2006-11-26 20:11:20 | 読書/小説
 図書館に予約していたハリー・ポッターシリーズの最新刊を、やっと読めた。ファンの間ではシリーズ6作目で重要な登場人物が死ぬ、と噂されていたが、予測されていたハリーの親友ロンやハグリットではなかった。ハリーには最大の庇護者であり、ヴォルデモートに唯一対抗できる偉大な魔法使いであるホグワーツ校長ダンブルドアが亡くなるのは、全く予想外だった。

 第6巻でヴォルデモートの生い立ちが明かされる。彼の父はマグル(人間)だった。母はホグワーツ創立に関ったスリザリンの直系の子孫である家系の出だが、家の近くをよく通りかかるハンサムなマグルに恋したのだ。魔法使い、マグル問わず美男に弱いのは女の性だが、たとえ醜女の魔女でも人間と違い魔力を持っている。ヴォルデモートの母はのちに父になるマグルに魔法を使い、2人は駆け落ちする。
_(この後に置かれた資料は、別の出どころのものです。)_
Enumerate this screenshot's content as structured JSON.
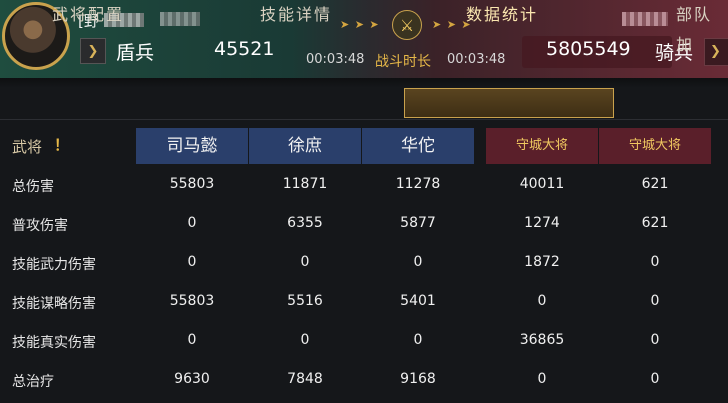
{
  "header": {
    "player_name": "[野",
    "left_unit": "盾兵",
    "left_power": "45521",
    "timer_left": "00:03:48",
    "battle_label": "战斗时长",
    "timer_right": "00:03:48",
    "right_power": "5805549",
    "right_unit": "骑兵",
    "arrows_left": "➤ ➤ ➤",
    "arrows_right": "➤ ➤ ➤"
  },
  "tabs": [
    {
      "label": "武将配置"
    },
    {
      "label": "技能详情"
    },
    {
      "label": "数据统计"
    },
    {
      "label": "部队加"
    }
  ],
  "table": {
    "corner_label": "武将",
    "corner_mark": "！",
    "columns": [
      "司马懿",
      "徐庶",
      "华佗",
      "守城大将",
      "守城大将"
    ],
    "rows": [
      {
        "label": "总伤害",
        "values": [
          "55803",
          "11871",
          "11278",
          "40011",
          "621"
        ]
      },
      {
        "label": "普攻伤害",
        "values": [
          "0",
          "6355",
          "5877",
          "1274",
          "621"
        ]
      },
      {
        "label": "技能武力伤害",
        "values": [
          "0",
          "0",
          "0",
          "1872",
          "0"
        ]
      },
      {
        "label": "技能谋略伤害",
        "values": [
          "55803",
          "5516",
          "5401",
          "0",
          "0"
        ]
      },
      {
        "label": "技能真实伤害",
        "values": [
          "0",
          "0",
          "0",
          "36865",
          "0"
        ]
      },
      {
        "label": "总治疗",
        "values": [
          "9630",
          "7848",
          "9168",
          "0",
          "0"
        ]
      }
    ]
  },
  "colors": {
    "ally_column": "#2a3f6b",
    "enemy_column": "#5a1f2a",
    "gold_accent": "#c9a24d"
  },
  "icons": [
    "avatar",
    "shield-unit-icon",
    "crossed-swords-icon",
    "cavalry-unit-icon"
  ]
}
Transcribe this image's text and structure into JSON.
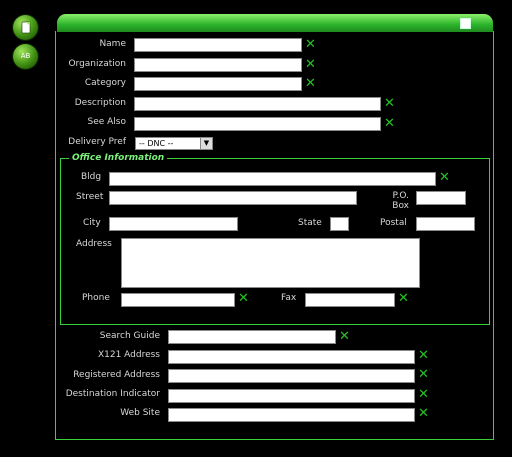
{
  "sidebar": {
    "top_button": "",
    "bottom_button": "AB"
  },
  "form": {
    "name_label": "Name",
    "organization_label": "Organization",
    "category_label": "Category",
    "description_label": "Description",
    "see_also_label": "See Also",
    "delivery_pref_label": "Delivery Pref",
    "delivery_pref_value": "-- DNC --",
    "office_legend": "Office Information",
    "bldg_label": "Bldg",
    "street_label": "Street",
    "po_box_label": "P.O.\nBox",
    "city_label": "City",
    "state_label": "State",
    "postal_label": "Postal",
    "address_label": "Address",
    "phone_label": "Phone",
    "fax_label": "Fax",
    "search_guide_label": "Search Guide",
    "x121_label": "X121 Address",
    "registered_address_label": "Registered Address",
    "destination_indicator_label": "Destination Indicator",
    "web_site_label": "Web Site"
  },
  "colors": {
    "accent": "#39d139",
    "title_bar": "#2bb32b",
    "background": "#000000"
  }
}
 だが、魔法で男を縛り付けるのに嫌気がさしたのか、魔法を解いた母は妊娠しているのに関らず男に棄てられる。男は2度と彼女の元に戻らず、貧困のうちに母はヴォルデモートを生んだ後、まもなく息絶える。
 死亡する前の母の願いどおり父親の名前と容貌を受け継いだヴォルデモートは魔法界の孤児院で育つ。孤児らしく自らのルーツを探り当てた彼だが、真相を知ったところで心が癒されるものでもない。自分たち母子を棄てた父を憎み、殺害する。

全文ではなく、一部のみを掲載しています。